From 1845-1847, The Harbinger, a journal dedicated to social and political reform, was published at Brook Farm and edited by Ripley. A fire in 1846 destroyed the central building. The fire, an outbreak of small pox and continuing financial difficulties contributed to the dissolution of the community in 1847.
Today, Brook Farm is an historical landmark whose legacy lies in its intellectual and literary past. It was acquired by the Commonwealth of Massachusetts in 1988 and is managed by the Department of Conservation and Recreation (DCR). The public is welcome to experience the beauty and the history of the "city of God - anew."
The BPL's Collection of John Sullivan Dwight correspondence regarding Brook Farm (1840-1848)
The Boston Public Library holds a collection of thirty-two letters written to John Sullivan Dwight related to Brook Farm. This correspondence covers a variety of subjects including George Ripley’s resignation from the Purchase Street church in 1840, Sophia Ripley’s description of early life on the Farm, Albert Brisbane’s observations on the progress of associationism, the future prospects of the community after the Phalanstery fire, and William Henry Channing’s thoughts about the future of the reform movement. Many of the letters in this collection were printed in Zoltan Haraszti’s The Idyll of Brook Farm as Revealed by Unpublished Letters in the Boston Public Library (1940).
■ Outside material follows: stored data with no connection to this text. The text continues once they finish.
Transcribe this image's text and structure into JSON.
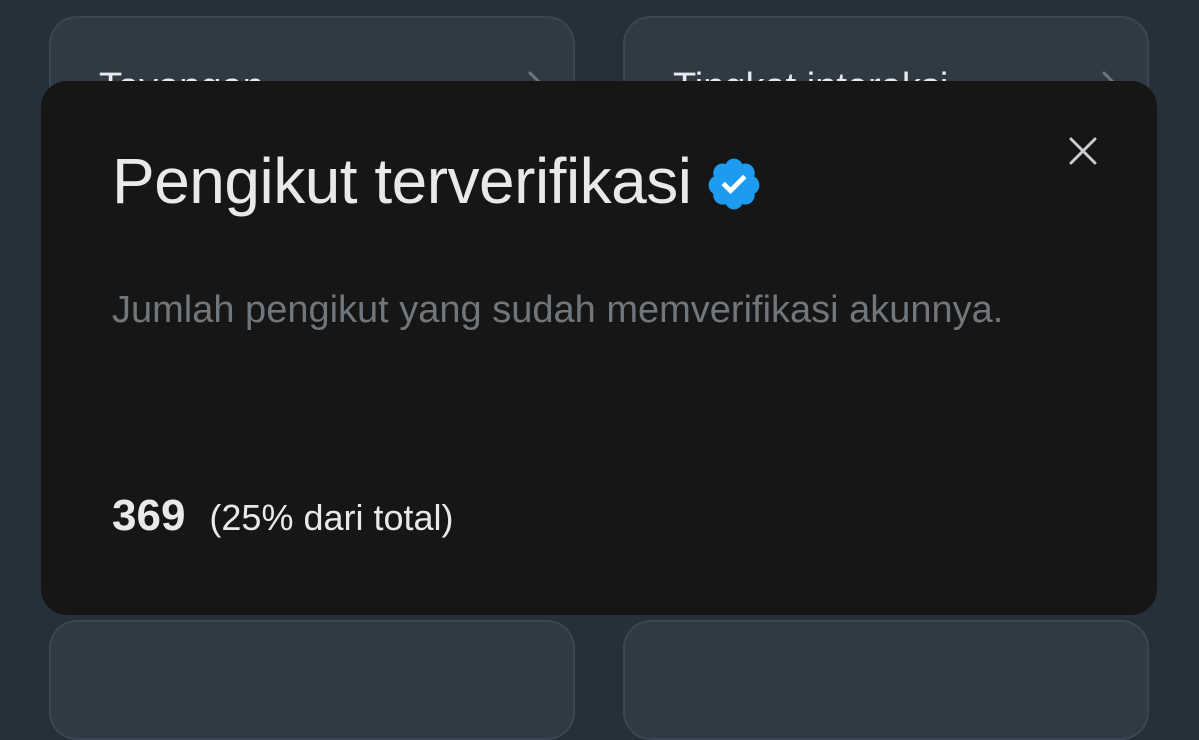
{
  "background_cards": {
    "top_left_label": "Tayangan",
    "top_right_label": "Tingkat interaksi"
  },
  "modal": {
    "title": "Pengikut terverifikasi",
    "description": "Jumlah pengikut yang sudah memverifikasi akunnya.",
    "stat_value": "369",
    "stat_share": "(25% dari total)",
    "icons": {
      "verified": "verified-badge-icon",
      "close": "close-icon"
    }
  },
  "colors": {
    "page_bg": "#26303a",
    "modal_bg": "#161616",
    "verified_blue": "#1d9bf0",
    "primary_text": "#e7e9ea",
    "secondary_text": "#71767b"
  }
}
Related archival material at the Boston Public Library
Mack Family Correspondence: David Mack (1804-1878), graduated from Yale College in 1823 and studied law under his uncle, Judge Mack, in Salem, Massachusetts. He practiced law in Andover for a short time until he began teaching. Mack was one of the signers of the original agreement to establish Brook Farm. In 1841, he helped found the Northampton Association of Education and Industry, a utopian community, located near Northampton, Mass. Based on communal living and racial equality, the Association set out to reform the existing industrial system based on competition and division of labor to one of mutual cooperation.